You might remember from my earlier posts that after being denied a change of venue three times, Tsarnaev filed a second Writ of Mandamus in the 1st Circuit, asking them to stay jury selection and move the trial to another jurisdiction. The 1st Circuit finally ruled [PDF]. The headlines will be: “First Circuit grants argument in venue change!”
The reality is that they’ve already told you how they’re going to rule.
In addition to the Second Petition, three motions are pending before this court. First, petitioner seeks a stay of jury selection in the district court, which the government has opposed. Petitioner’s motion to stay is denied as without merit by two judges of this court.
The First Circuit will listen to arguments on whether the jury selection and the whole trial should be moved to another jurisdiction one week from today but they won’t stop jury selection until then. We don’t know how many jurors will be questioned between now and then and if enough will be accepted to seat a whole jury.
Do you really think that next week, the First Circuit is suddenly going to say that, yes, of course, the trial should be moved? Absolutely no chance at all of that happening1.
So why are they granting a hearing in the first place? It seems because they have to:
Our concurring and dissenting colleague has requested oral argument and argument may be granted at the request of a single judge. Accordingly, we will hear argument on the Second Petition on February 19, 2015, at 10:00 a.m.
The panel that issued this order consists of three judges. Out of the three, only one would have granted the stay of jury selection and only one wants to hear oral argument on whether the case should be moved. The lone dissenting judge is Juan Torruella, all of 81 years and a Reagan appointee. He makes the rather obvious point that if a hearing is to be conducted next week on whether the case should be moved elsewhere, then wouldn’t it make sense to halt jury selection until then?
So how do you think the other two will vote come next Thursday? I don’t think Judge O’Toole is worried.

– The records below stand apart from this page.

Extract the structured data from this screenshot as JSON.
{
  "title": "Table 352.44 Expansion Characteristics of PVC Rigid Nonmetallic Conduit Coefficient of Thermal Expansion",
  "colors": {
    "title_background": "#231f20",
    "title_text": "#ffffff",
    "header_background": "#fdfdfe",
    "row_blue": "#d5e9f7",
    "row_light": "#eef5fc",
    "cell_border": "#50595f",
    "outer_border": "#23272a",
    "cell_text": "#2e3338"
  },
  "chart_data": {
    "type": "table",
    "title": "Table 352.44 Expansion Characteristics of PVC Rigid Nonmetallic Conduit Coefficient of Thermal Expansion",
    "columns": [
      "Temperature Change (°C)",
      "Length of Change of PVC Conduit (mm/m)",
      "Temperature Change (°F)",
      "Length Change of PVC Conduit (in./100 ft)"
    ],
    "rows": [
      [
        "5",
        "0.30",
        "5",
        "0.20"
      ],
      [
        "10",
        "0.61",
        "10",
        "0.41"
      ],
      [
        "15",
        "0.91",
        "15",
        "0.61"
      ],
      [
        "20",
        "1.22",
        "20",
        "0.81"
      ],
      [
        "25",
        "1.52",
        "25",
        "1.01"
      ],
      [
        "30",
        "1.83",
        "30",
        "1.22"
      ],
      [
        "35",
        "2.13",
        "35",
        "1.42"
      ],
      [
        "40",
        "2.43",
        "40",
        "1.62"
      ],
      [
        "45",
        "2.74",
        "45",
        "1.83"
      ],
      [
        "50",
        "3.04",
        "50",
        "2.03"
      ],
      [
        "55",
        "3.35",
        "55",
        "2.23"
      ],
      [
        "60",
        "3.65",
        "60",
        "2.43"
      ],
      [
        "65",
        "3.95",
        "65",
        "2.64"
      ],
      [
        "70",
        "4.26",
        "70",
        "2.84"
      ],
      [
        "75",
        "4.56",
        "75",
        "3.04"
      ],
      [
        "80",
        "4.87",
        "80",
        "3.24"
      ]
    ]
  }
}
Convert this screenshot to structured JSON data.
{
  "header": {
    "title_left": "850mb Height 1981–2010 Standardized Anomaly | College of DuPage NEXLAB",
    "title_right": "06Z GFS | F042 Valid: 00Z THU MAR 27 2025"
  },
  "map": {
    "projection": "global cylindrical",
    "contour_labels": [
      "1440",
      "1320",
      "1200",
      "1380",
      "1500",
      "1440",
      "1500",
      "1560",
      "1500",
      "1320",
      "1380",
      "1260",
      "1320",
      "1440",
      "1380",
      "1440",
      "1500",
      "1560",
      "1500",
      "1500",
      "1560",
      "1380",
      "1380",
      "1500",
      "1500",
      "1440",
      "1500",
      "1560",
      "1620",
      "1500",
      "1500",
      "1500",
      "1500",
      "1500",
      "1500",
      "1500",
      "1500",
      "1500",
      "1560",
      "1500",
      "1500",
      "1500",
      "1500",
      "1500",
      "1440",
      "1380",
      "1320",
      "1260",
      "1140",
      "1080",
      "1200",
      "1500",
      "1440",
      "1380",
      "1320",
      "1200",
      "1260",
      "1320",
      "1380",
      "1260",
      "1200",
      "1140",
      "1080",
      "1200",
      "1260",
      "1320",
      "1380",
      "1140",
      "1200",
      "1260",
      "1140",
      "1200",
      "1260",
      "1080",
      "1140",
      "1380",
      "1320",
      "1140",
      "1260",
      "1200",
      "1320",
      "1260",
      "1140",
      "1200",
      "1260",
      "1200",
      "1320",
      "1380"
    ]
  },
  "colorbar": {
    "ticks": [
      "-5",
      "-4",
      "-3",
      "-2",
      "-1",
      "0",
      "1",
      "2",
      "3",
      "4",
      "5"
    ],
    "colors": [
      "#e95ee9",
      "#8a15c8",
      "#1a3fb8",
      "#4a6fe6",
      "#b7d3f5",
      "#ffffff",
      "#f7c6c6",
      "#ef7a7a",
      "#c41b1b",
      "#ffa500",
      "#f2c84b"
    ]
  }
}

Then there’s also the charade of dancing around the very heart of the matter that’s at the core of this motion for change of venue. Both parties are not allowed to reference items that are sealed below. This means that they cannot reference, in open court, the responses of jurors to questions or to the questionnaire that call into question the ability of Tsarnaev to have a fair trial in Boston.
Judge Torruella again:
Second, while I agree with the order as to the time, place, and length of the hearing, as well as the briefing schedule, I disagree with the restrictions placed upon it by virtue of the sealing order. It will be quite an interesting hearing since the parties will be forbidden from discussing the details of facts directly at the heart of the issue presented: whether the answers given during the jury selection process have demonstrated that the jury pool is so tainted and prejudiced that it is impossible for the Defendant to receive a fair trial.
At 81, he’s no fool. He sees this for what it is: a pro-forma hearing with a foregone conclusion. The First Circuit seems to have made up its mind: this trial will happen in Boston, regardless of how fair the jurors are and at the exclusion of the press and the public if need be.
This is justice in America. Some have called it a Kangaroo Court. I call it Thursday.